Third, funding businesses put important funding into this dataset, which required wage for 4 technicians and two postdocs to tug collectively. Aren’t we morally obligated to wring each little bit of perception out of that hard-won information?
A name to funds
This final query leads me to a suggestion. Many people accumulate datasets as our careers progress. Usually these information units have a wealthy multi-layered nature, however we publish essentially the most thrilling bit of knowledge then transfer on. That is partly as a result of we prioritize publishing the highest-impact work we will, and for profession development are higher off setting apart much less thrilling findings, to spend time on the splashiest stuff. However there may be additionally a monetary angle. Knowledge analyses, and re-analyses, and writing, take time. Which takes cash. Most Affiliate Professors and Professors have sedimentary layers of unpublished or incompletely printed analyses. These took funds to generate. It’s a disgrace to have their outcomes solely partly printed, with necessary parts gathering mud. The reason being, after I apply for my subsequent grant the overview panel will need to see proof of a brand new plan of motion. What information will I acquire subsequent, what experiment will I conduct, what survey or mannequin will I design? Revisiting older information to wring out extra valuable drops of perception? Not fundable. Properly, it ought to be. These information include extra insights. They’re hard-won, expensive to acquire, and carry multiple paper’s price of information and classes. So I feel it might be nice if NSF or different funding businesses would assist fellowships, whether or not for grad college students, postdocs, or college, to revisit and repurpose present information to attain new ends. The info are there, we simply want the time to delve deeper.

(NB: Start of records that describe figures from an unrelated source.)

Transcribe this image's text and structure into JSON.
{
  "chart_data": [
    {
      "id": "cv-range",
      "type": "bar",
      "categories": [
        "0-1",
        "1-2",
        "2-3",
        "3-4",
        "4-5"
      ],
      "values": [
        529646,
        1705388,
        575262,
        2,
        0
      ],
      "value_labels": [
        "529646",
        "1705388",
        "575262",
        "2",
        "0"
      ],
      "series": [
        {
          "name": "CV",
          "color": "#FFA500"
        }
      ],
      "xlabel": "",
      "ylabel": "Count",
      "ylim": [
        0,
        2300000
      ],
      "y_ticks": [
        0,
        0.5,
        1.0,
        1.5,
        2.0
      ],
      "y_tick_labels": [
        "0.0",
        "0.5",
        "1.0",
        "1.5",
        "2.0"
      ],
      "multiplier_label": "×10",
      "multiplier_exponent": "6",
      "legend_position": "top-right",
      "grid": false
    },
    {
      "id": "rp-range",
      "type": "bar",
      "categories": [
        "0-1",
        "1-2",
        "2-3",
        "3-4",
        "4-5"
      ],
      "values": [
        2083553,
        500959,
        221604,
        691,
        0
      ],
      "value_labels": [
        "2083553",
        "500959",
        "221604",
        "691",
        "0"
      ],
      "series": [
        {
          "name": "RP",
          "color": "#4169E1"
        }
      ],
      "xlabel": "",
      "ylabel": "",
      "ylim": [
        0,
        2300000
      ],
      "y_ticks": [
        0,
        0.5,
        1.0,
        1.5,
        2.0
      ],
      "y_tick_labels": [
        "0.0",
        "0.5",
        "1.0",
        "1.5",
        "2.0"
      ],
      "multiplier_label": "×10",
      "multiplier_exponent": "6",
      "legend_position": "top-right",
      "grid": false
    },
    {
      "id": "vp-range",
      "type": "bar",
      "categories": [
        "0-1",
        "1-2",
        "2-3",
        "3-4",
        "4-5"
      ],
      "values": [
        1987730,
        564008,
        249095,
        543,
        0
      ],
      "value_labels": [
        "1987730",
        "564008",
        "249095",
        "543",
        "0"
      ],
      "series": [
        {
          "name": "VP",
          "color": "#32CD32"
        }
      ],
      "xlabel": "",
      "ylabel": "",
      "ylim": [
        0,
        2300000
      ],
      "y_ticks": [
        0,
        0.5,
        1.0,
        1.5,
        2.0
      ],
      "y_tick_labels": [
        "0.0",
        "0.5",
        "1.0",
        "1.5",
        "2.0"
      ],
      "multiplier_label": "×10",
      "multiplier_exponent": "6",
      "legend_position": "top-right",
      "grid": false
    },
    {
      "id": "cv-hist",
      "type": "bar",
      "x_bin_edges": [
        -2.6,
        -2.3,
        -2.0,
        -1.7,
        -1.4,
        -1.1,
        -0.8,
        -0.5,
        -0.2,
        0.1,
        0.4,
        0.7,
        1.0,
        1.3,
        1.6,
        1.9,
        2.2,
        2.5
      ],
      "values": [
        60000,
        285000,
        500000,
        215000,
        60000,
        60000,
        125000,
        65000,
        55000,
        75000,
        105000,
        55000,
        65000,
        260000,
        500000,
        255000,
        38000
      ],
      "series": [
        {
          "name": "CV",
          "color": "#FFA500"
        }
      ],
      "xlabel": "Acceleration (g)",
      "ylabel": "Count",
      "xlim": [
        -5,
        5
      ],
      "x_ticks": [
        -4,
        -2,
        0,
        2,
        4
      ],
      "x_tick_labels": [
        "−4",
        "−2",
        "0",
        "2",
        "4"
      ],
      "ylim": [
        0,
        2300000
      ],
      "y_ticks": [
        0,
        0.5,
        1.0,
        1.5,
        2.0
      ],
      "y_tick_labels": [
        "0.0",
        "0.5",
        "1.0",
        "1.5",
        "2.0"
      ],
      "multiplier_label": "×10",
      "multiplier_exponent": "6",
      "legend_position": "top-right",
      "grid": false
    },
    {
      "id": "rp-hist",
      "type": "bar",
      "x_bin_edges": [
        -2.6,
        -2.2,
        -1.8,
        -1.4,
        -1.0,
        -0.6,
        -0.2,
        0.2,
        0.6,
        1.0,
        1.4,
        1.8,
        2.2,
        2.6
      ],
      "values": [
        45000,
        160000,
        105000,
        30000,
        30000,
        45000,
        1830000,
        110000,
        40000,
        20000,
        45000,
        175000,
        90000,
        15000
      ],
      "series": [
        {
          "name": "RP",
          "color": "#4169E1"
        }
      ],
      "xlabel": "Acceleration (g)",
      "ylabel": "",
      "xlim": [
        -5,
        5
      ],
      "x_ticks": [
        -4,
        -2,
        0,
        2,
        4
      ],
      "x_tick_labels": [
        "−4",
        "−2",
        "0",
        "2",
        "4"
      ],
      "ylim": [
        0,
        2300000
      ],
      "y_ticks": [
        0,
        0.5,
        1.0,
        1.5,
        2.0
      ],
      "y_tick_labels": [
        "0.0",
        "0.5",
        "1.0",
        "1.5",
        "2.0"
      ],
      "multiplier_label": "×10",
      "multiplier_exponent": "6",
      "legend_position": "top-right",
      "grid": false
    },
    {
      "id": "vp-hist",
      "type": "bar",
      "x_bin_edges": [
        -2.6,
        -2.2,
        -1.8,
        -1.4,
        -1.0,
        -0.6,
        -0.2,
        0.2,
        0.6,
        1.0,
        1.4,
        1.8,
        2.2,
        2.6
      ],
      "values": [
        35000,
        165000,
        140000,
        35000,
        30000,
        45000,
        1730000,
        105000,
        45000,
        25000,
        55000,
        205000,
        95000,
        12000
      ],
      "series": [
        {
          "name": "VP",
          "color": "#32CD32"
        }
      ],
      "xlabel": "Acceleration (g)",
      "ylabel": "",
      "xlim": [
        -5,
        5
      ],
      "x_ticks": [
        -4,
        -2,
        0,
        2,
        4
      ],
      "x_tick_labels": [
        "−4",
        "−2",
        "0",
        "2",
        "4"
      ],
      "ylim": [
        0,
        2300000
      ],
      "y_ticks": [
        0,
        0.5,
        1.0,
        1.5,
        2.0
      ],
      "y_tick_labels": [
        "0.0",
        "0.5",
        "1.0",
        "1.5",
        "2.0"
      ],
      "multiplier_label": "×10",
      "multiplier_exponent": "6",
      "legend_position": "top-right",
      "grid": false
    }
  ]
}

So to conclude, I feel we have to encourage folks to make use of their hard-won information extra effectively and completely. That requires funds, and the social assist for the observe. It additionally has the attention-grabbing side-effect that we find yourself with interconnected papers strewn throughout many various journals, that construct a a lot bigger holistic story when considered collectively. I am intrigued by the notion of bundling printed papers to create a narrative arc that transcends a single paper in a single journal. Contemplate the above description of a set of papers to be such a bundled set.